En s’emparant de l’une des comédie de mœurs les plus célèbres de Carlo Goldoni, dont le texte a été débarrassé de la misogynie crasse qui lui colle à la peau par la très belle et très ciselée traduction de Myriam Tanant, Alain Françon esquisse avec épure et espièglerie le portrait d’une femme libre, moderne, confrontée à la violence sexiste, machiste d’un monde vieillissant. En Locandiera de tête et de chair, Florence Viala est exquise.

Elle en fait tourner bien des têtes, la jolie et accorte aubergiste. Orpheline de père depuis peu, Mirandolina (flamboyante et malicieuse Florence Viala) a hérité de la jolie pension familiale, située à deux pas du cœur vibrant de la cité Florentine, dont on aperçoit au loin les toits. Enfin libre, elle mène de main de maître sa petite maisonnée. Plaisant à tous, flattée par les regards enamourés de ses clients, elle préside à sa destinée avec une autorité presque virile et une persuasion toute féminine. Jouant de ses charmes sans jamais céder une once de sa précieuse vertu, elle virevolte acceptant tous les hommages, tous les cadeaux avec ce qu’il faut de réticence pour ne pas passer pour facile. Mais un os vient se mettre sur son chemin. Un bien aimable chevalier (épatant Stéphane Varupenne) se déclare ennemi des femmes et compte bien rester insensible Ad vitam aeternam à tous leurs sortilèges. Piquée au vif, peu habituée aux rustres rebuffades, elle se fait fort de le faire tomber dans ses doux rets. Mais à ce jeu de séduction, à cette lutte d’un sexe contre l’autre, elle pourrait bien se brûler les doigts et l’âme.

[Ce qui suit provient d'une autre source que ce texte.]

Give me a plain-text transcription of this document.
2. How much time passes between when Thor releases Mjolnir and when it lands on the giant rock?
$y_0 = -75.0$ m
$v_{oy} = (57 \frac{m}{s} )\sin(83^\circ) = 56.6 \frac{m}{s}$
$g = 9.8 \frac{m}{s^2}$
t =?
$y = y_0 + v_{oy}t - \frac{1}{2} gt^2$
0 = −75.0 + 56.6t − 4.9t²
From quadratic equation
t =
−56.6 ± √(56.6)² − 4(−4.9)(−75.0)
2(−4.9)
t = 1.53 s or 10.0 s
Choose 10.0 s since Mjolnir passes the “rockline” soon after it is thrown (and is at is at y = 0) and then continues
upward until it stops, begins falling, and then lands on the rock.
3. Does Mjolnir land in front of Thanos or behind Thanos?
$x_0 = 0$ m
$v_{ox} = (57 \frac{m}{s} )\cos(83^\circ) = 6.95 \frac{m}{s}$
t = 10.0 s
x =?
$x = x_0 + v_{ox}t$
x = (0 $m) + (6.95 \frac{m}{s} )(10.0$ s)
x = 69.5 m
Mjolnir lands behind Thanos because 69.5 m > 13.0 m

Souvent traitée sous le ton de la gaudriole un brin misogyne, cette pièce de Goldoni, aux faux airs de Commedia dell’arte, dévoile, sous la houlette d’Alain Françon, des facettes peu soupçonnées d’une satire sociale âpre et rugueuse. Face aux nobles gentilshommes, fiers de leur rang, de leurs droits, la belle roturière doit se battre comme une diablesse pour conserver jusqu’au bout son honneur, son crédit, sa seule vraie richesse, mais c’est le prix de sa liberté.

Débarrassant la comédie du célèbre auteur italien de ses oripeaux folkloriques, la nouvelle traduction de Myriam Tanant révèle un texte d’une modernité singulière, qui n’a rien à envier aux phénomènes #metoo qui depuis plus d’un an font la Une de l’actualité. Ancré dans l’Italie machiste du XVIIIe siècle, le récit met face à face le libertinage d’une société décadente imbue d’elle-même et la montée en puissance d’une classe sociale avide de pouvoir d’égalité, mais plus rigoriste. Il oppose aussi les hommes usant de leurs pouvoirs, qu’ils soient politiques ou financiers, aux femmes aimant être courtisées, mais refusant d’être forcées.

Si Florence Viala se glisse avec facétie et naturel dans la peau de la belle aubergiste, qui se fera avoir à son propre piège, le reste de la troupe n’est pas en reste. Michel Vuillermoz est pittoresque en noble désargenté, Hervé Pierre tonitruant en nouveau riche, Françoise Gillard éblouissante en fausse aristo, mais brillante comédienne, Coraly Zahonero lumineuse en comparse un peu godiche de cette dernière, Laurent Stocker impayable en amoureux désabusé, Stéphane Varupenne touchant autant qu’horripilant en macho patenté, enfin Noam Morgensztern grandiose en valet maladroit à la langue bien acérée.

Avec beaucoup de finesse, d’intelligence, Alain Françon montre, ô combien l’amour peut faire mal, car il oblige à baisser la garde, à se résoudre, la mort dans l’âme à faire acte de raison. Derrière l’épure, le classicisme en trompe l’œil de sa mise en scène, que souligne la scénographie dépouillée, à peine soulignée de Jacques Gabel, il dévoile en creux la fin espérée d’un monde sexiste, patriarcal, et esquisse les premières passes d’armes dans cette guerre des sexes pour une société équitable et équilibrée, qui hélas ne semble toujours pas à l’ordre du jour. Si l’on rit beaucoup, la farce goldonienne fait grincer des dents laissant à nos protagonistes un goût aigre dans la bouche celui d’une victoire amère qui a tout d’une défaite. Une grande pièce particulièrement bien assaisonnée sous les ors du Français !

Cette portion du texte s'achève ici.